Last Updated on November 22, 2022 by Dave Farquhar
As a longtime homeowner, a landlord, and a train hobbyist, I’ve collected a fair number of tools. Enough tools that I recently had to buy another tool cabinet because I was out of room. A fair number of my tools came from Harbor Freight. So are Harbor Freight tools any good? Sometimes. But definitely not always. They aren’t all junk, but they aren’t all good either.
It’s hard to generalize with Harbor Freight because some of their tools are a good value for the money, or even an excellent value for their money. Others are a poor value. Harbor Freight has a reputation and has started offering better quality in recent years, but many of their cheap tools also remain on the shelves. But if you’re careful, you can do very well at Harbor Freight.
Harbor Freight and its philosophy
Harbor Freight is one of the fastest growing retailers in the United States right now. In retail, it’s the downmarket and upmarket stores that are doing well while midprice stores struggle. Harbor Freight is perhaps the most successful example of a downmarket tool store.

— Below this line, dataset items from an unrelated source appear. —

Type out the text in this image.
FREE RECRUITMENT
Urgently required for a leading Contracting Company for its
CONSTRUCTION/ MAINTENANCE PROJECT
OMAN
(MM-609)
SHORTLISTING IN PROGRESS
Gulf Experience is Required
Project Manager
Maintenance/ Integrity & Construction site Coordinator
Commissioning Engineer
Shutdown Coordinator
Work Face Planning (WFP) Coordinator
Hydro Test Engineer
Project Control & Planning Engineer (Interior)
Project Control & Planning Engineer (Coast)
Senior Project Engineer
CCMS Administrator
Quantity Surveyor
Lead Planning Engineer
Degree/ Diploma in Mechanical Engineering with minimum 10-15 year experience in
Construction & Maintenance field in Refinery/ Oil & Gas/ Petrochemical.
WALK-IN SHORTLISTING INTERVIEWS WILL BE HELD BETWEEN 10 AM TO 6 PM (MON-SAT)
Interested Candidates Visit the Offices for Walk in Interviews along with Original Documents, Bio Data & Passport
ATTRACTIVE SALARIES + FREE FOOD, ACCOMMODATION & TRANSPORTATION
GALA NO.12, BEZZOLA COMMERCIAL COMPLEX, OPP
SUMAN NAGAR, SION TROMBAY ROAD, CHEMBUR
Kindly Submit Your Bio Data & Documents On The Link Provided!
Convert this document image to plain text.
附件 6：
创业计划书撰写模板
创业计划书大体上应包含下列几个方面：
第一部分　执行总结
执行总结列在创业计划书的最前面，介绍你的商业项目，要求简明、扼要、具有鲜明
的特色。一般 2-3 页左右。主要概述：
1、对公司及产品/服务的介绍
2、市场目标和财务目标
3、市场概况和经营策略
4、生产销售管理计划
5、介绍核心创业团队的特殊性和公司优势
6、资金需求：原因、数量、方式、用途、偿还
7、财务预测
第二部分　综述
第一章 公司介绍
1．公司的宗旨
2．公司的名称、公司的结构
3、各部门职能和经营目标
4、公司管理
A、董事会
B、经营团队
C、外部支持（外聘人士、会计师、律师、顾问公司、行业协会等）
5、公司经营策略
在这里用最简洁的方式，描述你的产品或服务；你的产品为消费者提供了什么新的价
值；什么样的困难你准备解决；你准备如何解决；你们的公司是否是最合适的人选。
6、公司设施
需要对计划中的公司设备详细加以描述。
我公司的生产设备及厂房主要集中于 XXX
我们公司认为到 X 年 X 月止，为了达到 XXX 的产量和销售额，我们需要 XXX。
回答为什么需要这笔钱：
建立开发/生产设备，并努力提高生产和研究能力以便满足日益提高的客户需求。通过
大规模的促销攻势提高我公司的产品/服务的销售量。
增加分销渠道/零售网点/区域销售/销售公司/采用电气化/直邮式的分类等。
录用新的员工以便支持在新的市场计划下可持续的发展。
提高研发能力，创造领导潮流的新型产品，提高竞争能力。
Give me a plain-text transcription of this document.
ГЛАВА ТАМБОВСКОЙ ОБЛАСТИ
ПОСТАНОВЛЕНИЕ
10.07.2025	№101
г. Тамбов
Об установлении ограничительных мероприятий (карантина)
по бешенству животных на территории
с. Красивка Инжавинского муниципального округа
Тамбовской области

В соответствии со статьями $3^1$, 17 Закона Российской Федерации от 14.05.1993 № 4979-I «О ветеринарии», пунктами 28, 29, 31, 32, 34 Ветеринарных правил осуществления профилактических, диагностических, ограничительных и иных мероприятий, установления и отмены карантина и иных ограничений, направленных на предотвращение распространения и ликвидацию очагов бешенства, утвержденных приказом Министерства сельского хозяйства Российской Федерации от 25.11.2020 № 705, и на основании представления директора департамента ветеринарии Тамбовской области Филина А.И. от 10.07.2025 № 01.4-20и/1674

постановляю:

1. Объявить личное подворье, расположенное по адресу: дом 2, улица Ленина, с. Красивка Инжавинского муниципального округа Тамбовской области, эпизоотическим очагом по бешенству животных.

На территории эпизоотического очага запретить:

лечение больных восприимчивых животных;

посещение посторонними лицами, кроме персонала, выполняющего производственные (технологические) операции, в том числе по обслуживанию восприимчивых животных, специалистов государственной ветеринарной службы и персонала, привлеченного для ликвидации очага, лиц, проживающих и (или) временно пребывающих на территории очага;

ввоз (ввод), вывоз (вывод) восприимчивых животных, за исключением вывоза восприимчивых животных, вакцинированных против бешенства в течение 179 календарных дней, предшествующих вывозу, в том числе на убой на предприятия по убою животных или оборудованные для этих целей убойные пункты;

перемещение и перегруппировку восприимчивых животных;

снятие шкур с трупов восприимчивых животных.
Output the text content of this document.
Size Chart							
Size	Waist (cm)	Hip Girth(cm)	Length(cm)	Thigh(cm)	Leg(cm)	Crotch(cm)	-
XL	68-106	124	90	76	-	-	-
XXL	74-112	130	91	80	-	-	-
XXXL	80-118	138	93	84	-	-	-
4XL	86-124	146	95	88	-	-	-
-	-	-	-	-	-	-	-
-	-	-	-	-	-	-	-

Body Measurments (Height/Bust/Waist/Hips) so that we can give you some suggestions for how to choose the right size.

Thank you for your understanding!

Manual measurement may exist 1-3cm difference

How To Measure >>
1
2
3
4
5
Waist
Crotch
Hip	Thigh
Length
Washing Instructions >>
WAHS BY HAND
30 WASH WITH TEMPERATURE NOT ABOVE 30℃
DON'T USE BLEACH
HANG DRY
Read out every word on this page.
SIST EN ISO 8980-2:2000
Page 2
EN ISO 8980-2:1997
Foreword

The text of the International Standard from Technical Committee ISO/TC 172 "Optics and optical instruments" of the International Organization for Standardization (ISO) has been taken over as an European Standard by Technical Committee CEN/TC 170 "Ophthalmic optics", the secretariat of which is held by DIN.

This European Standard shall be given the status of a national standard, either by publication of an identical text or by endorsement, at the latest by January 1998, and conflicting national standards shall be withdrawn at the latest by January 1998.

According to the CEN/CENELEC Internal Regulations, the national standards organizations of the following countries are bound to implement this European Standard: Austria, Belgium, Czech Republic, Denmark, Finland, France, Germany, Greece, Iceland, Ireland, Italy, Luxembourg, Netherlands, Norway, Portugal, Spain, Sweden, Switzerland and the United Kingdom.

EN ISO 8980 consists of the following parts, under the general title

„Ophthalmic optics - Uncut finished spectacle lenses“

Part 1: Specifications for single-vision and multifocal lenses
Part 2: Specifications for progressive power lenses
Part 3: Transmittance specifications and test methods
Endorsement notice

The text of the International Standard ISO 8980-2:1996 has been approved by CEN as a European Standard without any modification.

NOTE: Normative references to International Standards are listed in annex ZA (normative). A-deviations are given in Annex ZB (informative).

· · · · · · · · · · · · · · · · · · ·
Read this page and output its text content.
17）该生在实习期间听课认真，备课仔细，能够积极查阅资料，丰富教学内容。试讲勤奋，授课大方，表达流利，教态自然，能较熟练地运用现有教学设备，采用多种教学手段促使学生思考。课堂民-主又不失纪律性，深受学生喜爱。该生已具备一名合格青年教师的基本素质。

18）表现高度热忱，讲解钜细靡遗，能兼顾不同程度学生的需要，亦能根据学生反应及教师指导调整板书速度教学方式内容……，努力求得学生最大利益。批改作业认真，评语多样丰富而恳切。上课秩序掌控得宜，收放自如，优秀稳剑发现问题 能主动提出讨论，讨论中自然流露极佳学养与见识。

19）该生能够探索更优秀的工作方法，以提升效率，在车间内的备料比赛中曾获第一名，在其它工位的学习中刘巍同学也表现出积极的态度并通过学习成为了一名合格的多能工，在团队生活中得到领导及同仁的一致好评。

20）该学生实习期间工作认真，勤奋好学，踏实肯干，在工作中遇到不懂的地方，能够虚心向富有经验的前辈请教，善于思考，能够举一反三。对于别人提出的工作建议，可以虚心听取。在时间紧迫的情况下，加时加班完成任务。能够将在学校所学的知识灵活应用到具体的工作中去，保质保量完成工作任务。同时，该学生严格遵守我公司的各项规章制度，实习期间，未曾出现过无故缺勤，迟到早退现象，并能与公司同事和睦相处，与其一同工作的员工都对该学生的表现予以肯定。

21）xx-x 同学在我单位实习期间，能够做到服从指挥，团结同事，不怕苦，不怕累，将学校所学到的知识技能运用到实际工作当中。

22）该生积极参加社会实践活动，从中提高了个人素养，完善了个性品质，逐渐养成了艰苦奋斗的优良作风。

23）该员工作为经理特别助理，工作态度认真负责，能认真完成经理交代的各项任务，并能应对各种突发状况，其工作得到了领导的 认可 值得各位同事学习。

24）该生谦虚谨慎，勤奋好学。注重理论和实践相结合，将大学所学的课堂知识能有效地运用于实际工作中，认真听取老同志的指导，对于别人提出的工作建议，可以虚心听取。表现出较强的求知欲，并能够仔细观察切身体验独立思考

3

Harbor Freight’s philosophy is that tools are overpriced, mostly because of middlemen. So Harbor Freight contracts with Chinese manufacturers to produce tools for them, and brand them with Harbor Freight’s own private labels. In some cases, the result is the cheapest tool you can find. In other cases, the result isn’t pro grade by any stretch, but it’s good enough for home use. Sometimes it’s a rather close clone of someone else’s reasonable quality tool. Their tools are almost never as good as the expensive upmarket tools. They’re more likely to be comparable to Wal-Mart’s house brand. But Harbor Freight will have a larger selection and they may even beat Wal-Mart’s price, let alone Home Depot or Lowe’s. Unlike competitor Northern Tool, Harbor Freight doesn’t sell other companies’ power tools. It’s all house-brand tools.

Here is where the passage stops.